Tuesday, March 13, 2012
Review: Forgotten Country by Catherine Chung
Janie and Hannah have been at odds at some point in their adolescence, but when escapes Janie. They are Jeehyun and Haejin, the Americanized Korean daughters of expatriates forced to leave their home by their father’s actions. Janie was born in Korea and Hannah in America, but their lives, colored by fairy tales of their homeland, are unmoored from their traditions and roots as they become more and more American.
Hannah disappears without a word and Janie, who was supposed to look after her so her sister would not die as her mother’s sister had died in Korea. One daughter from every generation is at risk, but Janie’s mother never said why or what happened to her. Janie must find Hannah and bring her back; it is her duty.

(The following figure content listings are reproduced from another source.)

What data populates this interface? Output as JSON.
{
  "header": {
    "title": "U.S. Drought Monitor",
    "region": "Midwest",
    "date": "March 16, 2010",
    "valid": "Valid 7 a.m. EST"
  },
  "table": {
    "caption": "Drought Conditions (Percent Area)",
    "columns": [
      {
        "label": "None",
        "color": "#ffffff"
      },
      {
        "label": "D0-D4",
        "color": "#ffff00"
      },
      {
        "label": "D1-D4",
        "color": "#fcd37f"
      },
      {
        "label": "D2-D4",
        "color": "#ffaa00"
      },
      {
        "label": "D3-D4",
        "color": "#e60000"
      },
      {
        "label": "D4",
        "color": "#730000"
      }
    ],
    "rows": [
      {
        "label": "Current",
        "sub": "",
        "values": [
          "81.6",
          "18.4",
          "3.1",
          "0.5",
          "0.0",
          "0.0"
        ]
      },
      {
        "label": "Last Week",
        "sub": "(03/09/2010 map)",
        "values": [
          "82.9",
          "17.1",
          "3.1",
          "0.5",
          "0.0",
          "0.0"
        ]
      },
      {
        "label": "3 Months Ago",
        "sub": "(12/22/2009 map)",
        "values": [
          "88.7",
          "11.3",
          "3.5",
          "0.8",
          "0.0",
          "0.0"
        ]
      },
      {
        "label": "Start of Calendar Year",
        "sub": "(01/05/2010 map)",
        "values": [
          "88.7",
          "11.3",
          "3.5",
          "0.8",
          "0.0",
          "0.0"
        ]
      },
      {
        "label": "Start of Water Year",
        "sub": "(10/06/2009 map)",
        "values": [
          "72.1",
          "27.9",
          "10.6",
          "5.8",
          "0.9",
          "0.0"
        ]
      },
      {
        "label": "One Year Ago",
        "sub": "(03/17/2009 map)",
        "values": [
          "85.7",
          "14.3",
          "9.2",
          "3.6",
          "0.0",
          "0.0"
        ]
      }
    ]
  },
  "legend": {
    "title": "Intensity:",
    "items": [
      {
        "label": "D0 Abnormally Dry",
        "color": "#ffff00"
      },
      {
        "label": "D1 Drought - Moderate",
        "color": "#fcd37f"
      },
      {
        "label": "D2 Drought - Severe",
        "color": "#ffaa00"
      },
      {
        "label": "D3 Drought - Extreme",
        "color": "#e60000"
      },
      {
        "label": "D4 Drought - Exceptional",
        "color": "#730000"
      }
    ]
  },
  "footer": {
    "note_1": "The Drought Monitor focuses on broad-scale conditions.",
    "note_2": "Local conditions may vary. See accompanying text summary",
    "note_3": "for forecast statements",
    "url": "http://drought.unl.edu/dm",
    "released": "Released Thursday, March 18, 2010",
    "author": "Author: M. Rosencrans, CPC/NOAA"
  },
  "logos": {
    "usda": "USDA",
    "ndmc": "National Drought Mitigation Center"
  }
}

Catherine Chung writes simply about Janie, Hannah, and their family caught in a complex web of half told stories and family traditions that have lost their power in America. Forgotten Country carried me like a fast moving freight train through the lives of the characters, drawing me toward a conclusion that was brief and jarring. It was a seven-course meal with some of the courses left out, but does not suffer too much by the loss. The sparkling narrative carried me through my momentary questions.
Some of the mysteries were not explained fully, but what Chung does brilliantly is write the minutiae of life and give it power and presence. The clash of Western and Eastern sensibilities is as central to the story as the break between Janie and Hannah. It mirrors the struggle of sisters separated by loyalties, Janie’s to her parents and her filial duty and Hannah to getting as far from her family as possible.
While there were some questions left unanswered, Forgotten Country stays with you in the unique characters and the stunning depth of emotion, the lyrical descriptions, and the all too human emotions offered like priceless pearls. Forgotten Country will become an oft read treasure.